Row-Level Security in Embedded Analytics

  • When Bold BI dashboards are embedded within external web or SaaS applications, Row-Level Security remains just as important. Users often authenticate through the host application, and dashboards are embedded using JavaScript SDK or iframe URLs.

  • The recommended method for Row-Level Security in embedded analytics is through filter parameters passed during embedding. These parameters act similarly to user filters or isolation codes but are passed programmatically during dashboard load. For example, you can embed a dashboard and append a region filter like region = ‘South’, ensuring only relevant data is visible to the end user.

  • This method gives developers full control over what each user sees, without storing sensitive filter logic in the frontend. It’s widely used in SaaS platforms where thousands of customers access the same dashboard template, and each must view only their data.
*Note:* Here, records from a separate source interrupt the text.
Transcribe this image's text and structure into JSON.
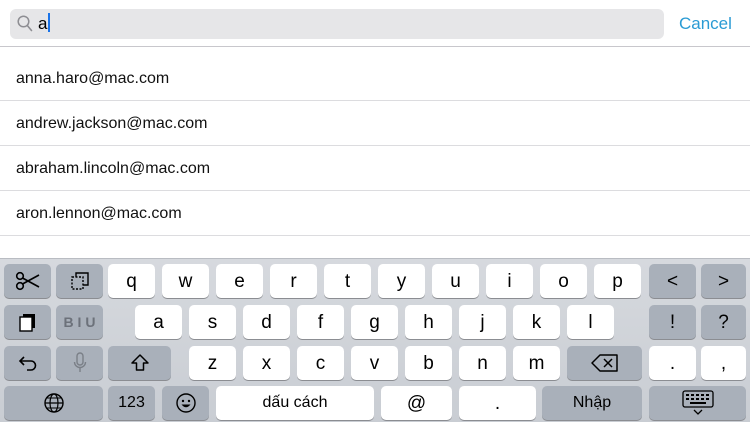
{
  "search": {
    "query": "a",
    "cancel_label": "Cancel"
  },
  "results": [
    "anna.haro@mac.com",
    "andrew.jackson@mac.com",
    "abraham.lincoln@mac.com",
    "aron.lennon@mac.com"
  ],
  "keyboard": {
    "row1": [
      "q",
      "w",
      "e",
      "r",
      "t",
      "y",
      "u",
      "i",
      "o",
      "p"
    ],
    "row1_right": [
      "<",
      ">"
    ],
    "row2": [
      "a",
      "s",
      "d",
      "f",
      "g",
      "h",
      "j",
      "k",
      "l"
    ],
    "row2_right": [
      "!",
      "?"
    ],
    "row3": [
      "z",
      "x",
      "c",
      "v",
      "b",
      "n",
      "m"
    ],
    "row3_right": [
      ".",
      ","
    ],
    "format_label": "B I U",
    "numbers_label": "123",
    "space_label": "dấu cách",
    "at_label": "@",
    "dot_label": ".",
    "return_label": "Nhập"
  },
  "colors": {
    "accent": "#2a9bd4",
    "key_light": "#ffffff",
    "key_dark": "#a9b0ba",
    "keyboard_bg": "#d0d3d8"
  }
}
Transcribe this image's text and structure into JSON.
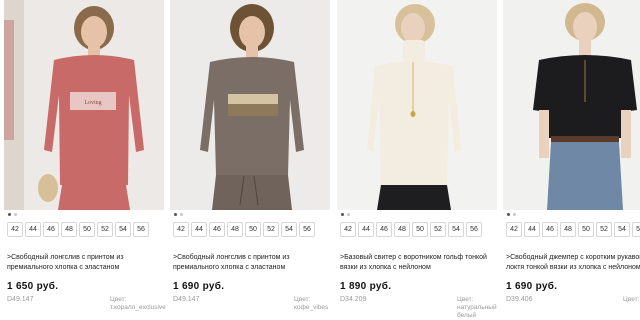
{
  "products": [
    {
      "sizes": [
        "42",
        "44",
        "46",
        "48",
        "50",
        "52",
        "54",
        "56"
      ],
      "title_line1": ">Свободный лонгслив с принтом из",
      "title_line2": "премиального хлопка с эластаном",
      "price": "1 650 руб.",
      "sku": "D49.147",
      "color_label": "Цвет:",
      "color_value": "т.коралл_exclusive",
      "print_text": "Loving",
      "colors": {
        "bg": "#ece9e6",
        "top": "#c86a68",
        "skin": "#e6c2a8",
        "hair": "#8a6a4a"
      }
    },
    {
      "sizes": [
        "42",
        "44",
        "46",
        "48",
        "50",
        "52",
        "54",
        "56"
      ],
      "title_line1": ">Свободный лонгслив с принтом из",
      "title_line2": "премиального хлопка с эластаном",
      "price": "1 690 руб.",
      "sku": "D49.147",
      "color_label": "Цвет:",
      "color_value": "кофе_vibes",
      "colors": {
        "bg": "#ecebe9",
        "top": "#7b6e66",
        "skin": "#e6c2a8",
        "hair": "#6e5236"
      }
    },
    {
      "sizes": [
        "42",
        "44",
        "46",
        "48",
        "50",
        "52",
        "54",
        "56"
      ],
      "title_line1": ">Базовый свитер с воротником гольф тонкой",
      "title_line2": "вязки из хлопка с нейлоном",
      "price": "1 890 руб.",
      "sku": "D34.209",
      "color_label": "Цвет:",
      "color_value": "натуральный",
      "color_value2": "белый",
      "colors": {
        "bg": "#f2f2f0",
        "top": "#f3ede1",
        "skin": "#ead1bd",
        "hair": "#d8c19a"
      }
    },
    {
      "sizes": [
        "42",
        "44",
        "46",
        "48",
        "50",
        "52",
        "54",
        "56"
      ],
      "title_line1": ">Свободный джемпер с коротким рукавом",
      "title_line2": "локтя тонкой вязки из хлопка с нейлоном",
      "price": "1 690 руб.",
      "sku": "D39.406",
      "color_label": "Цвет:",
      "color_value": "",
      "colors": {
        "bg": "#f1f1f0",
        "top": "#1c1c1e",
        "skin": "#ead1bd",
        "hair": "#d2b88e"
      }
    }
  ]
}
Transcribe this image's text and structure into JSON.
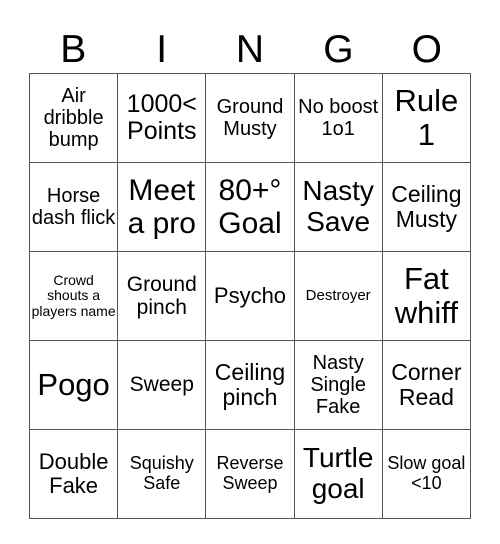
{
  "header": {
    "letters": [
      "B",
      "I",
      "N",
      "G",
      "O"
    ]
  },
  "rows": [
    [
      "Air dribble bump",
      "1000< Points",
      "Ground Musty",
      "No boost 1o1",
      "Rule 1"
    ],
    [
      "Horse dash flick",
      "Meet a pro",
      "80+° Goal",
      "Nasty Save",
      "Ceiling Musty"
    ],
    [
      "Crowd shouts a players name",
      "Ground pinch",
      "Psycho",
      "Destroyer",
      "Fat whiff"
    ],
    [
      "Pogo",
      "Sweep",
      "Ceiling pinch",
      "Nasty Single Fake",
      "Corner Read"
    ],
    [
      "Double Fake",
      "Squishy Safe",
      "Reverse Sweep",
      "Turtle goal",
      "Slow goal <10"
    ]
  ]
}
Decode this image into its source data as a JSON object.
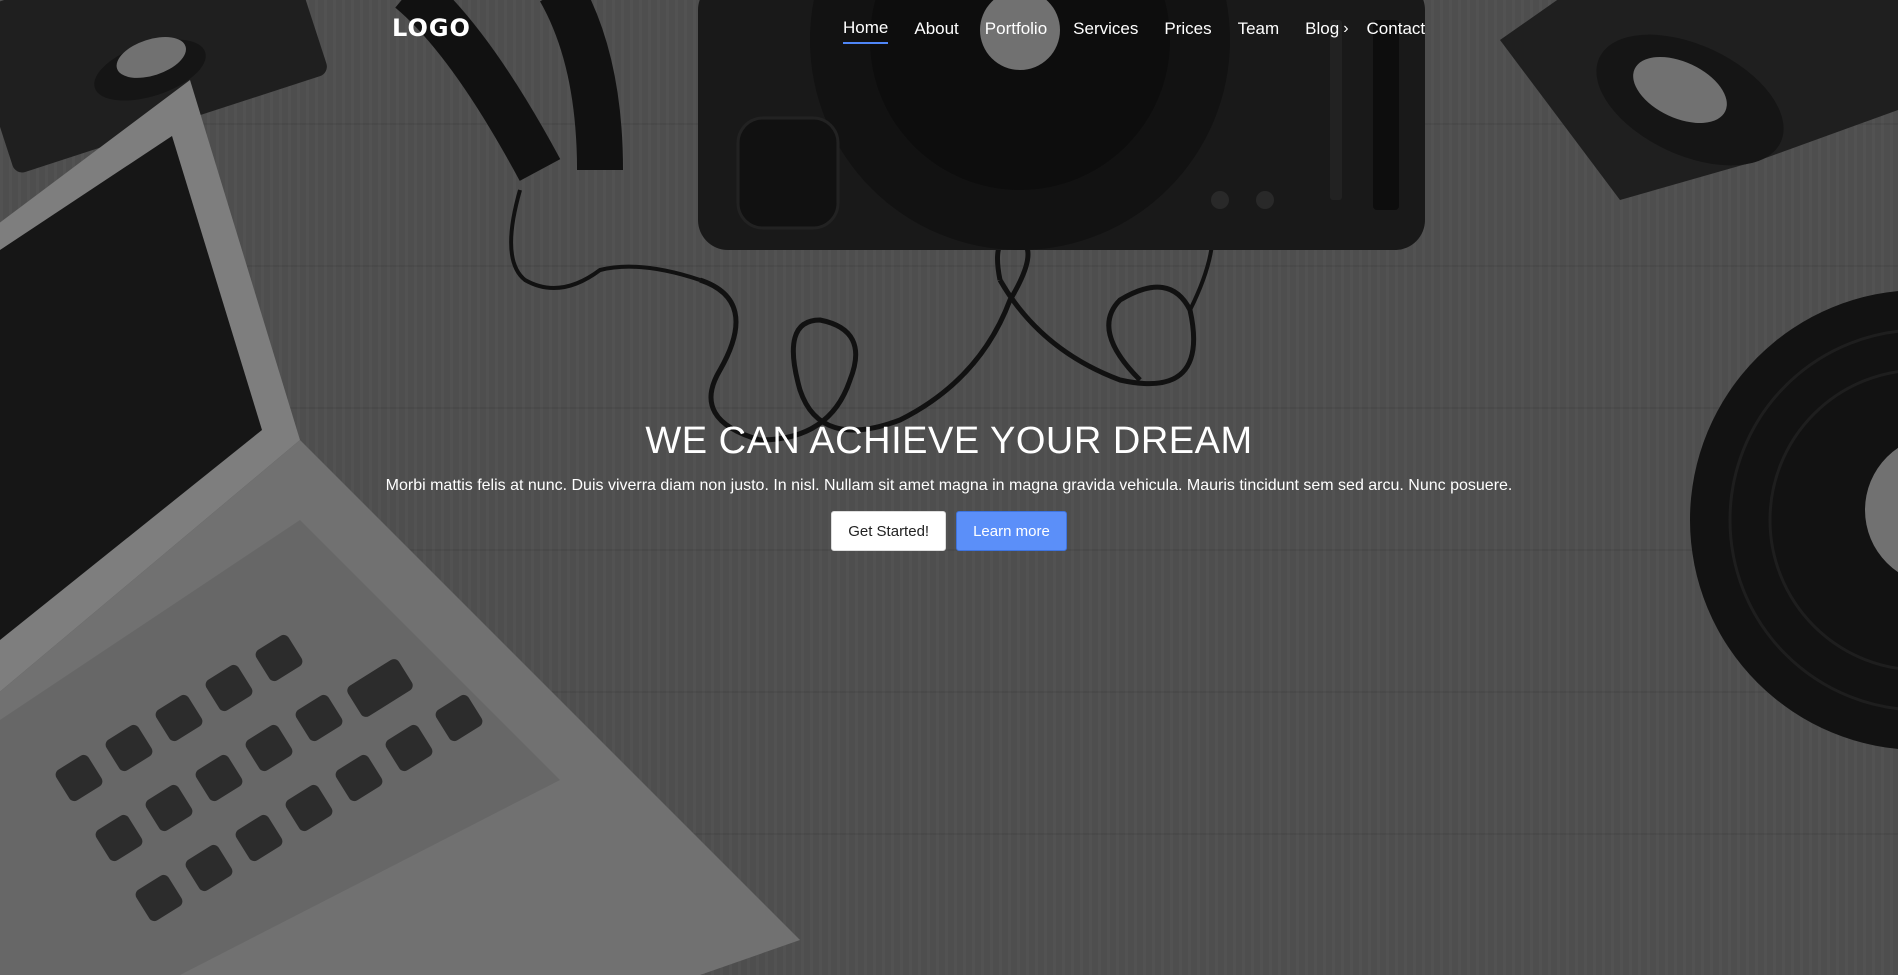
{
  "brand": {
    "logo": "LOGO"
  },
  "nav": {
    "items": [
      {
        "label": "Home",
        "active": true
      },
      {
        "label": "About"
      },
      {
        "label": "Portfolio"
      },
      {
        "label": "Services"
      },
      {
        "label": "Prices"
      },
      {
        "label": "Team"
      },
      {
        "label": "Blog",
        "icon": "chevron-right-icon"
      },
      {
        "label": "Contact"
      }
    ]
  },
  "hero": {
    "title": "WE CAN ACHIEVE YOUR DREAM",
    "text": "Morbi mattis felis at nunc. Duis viverra diam non justo. In nisl. Nullam sit amet magna in magna gravida vehicula. Mauris tincidunt sem sed arcu. Nunc posuere.",
    "buttons": {
      "primary_label": "Get Started!",
      "secondary_label": "Learn more"
    }
  },
  "colors": {
    "accent": "#4f86f7",
    "button_blue": "#5b8ff9",
    "background": "#5f5f5f"
  }
}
    • This is especially useful in customer-facing portals (e.g., billing dashboards, product usage metrics, user performance) where security and personalization are critical and where dashboards are part of a larger application ecosystem.

When to Use Which RLS Mechanism

Choosing the right method depends on your deployment type, dashboard usage, and user base.

  • Use User Filters when your audience is internal, and the access rules are based on static mappings like department, user ID, or email. It’s quick and easy to implement.

  • Use Isolation Codes in on-premises multi-tenant setups where a single site serves multiple clients or departments, and data isolation needs to be enforced across all dashboards.

  • Use Custom Attributes when the filtering needs are dynamic or complex, and you want to apply logic at the SQL query level.

  • Use Filter Parameters in Embedding when dashboards are consumed through third-party applications and need to reflect application-level user context.

Each of these can be used independently or in combination, depending on your project’s complexity.

Use Case Scenarios

  • Regional Sales Reporting: A single dashboard tracks sales across the country. Sales reps see only their region using user filters; managers use custom attributes to view multiple regions.
  • Client-Specific Dashboards in SaaS: A SaaS provider embeds a usage dashboard for all clients. Using embedding filters or isolation codes, each client views only their usage metrics without needing separate dashboards.
  • Hospital Patient Monitoring: Doctors access a patient summary dashboard where they see only patients assigned to them. This is enforced using user filters tied to their user IDs.
  • Education Platforms: In a school management system, dashboards display student performance. Teachers see only students in their class using custom attributes, while administrators see all.

Conclusion

Row-Level Security in Bold BI is a flexible and essential feature for delivering personalized, secure, and scalable analytics experiences. With multiple configuration options, organizations can choose the method that best fits their architecture, whether it’s internal BI usage or embedded analytics in customer-facing apps. By leveraging Row-Level Security effectively, teams can protect sensitive data, reduce development overhead, and provide consistent and meaningful insights to every user.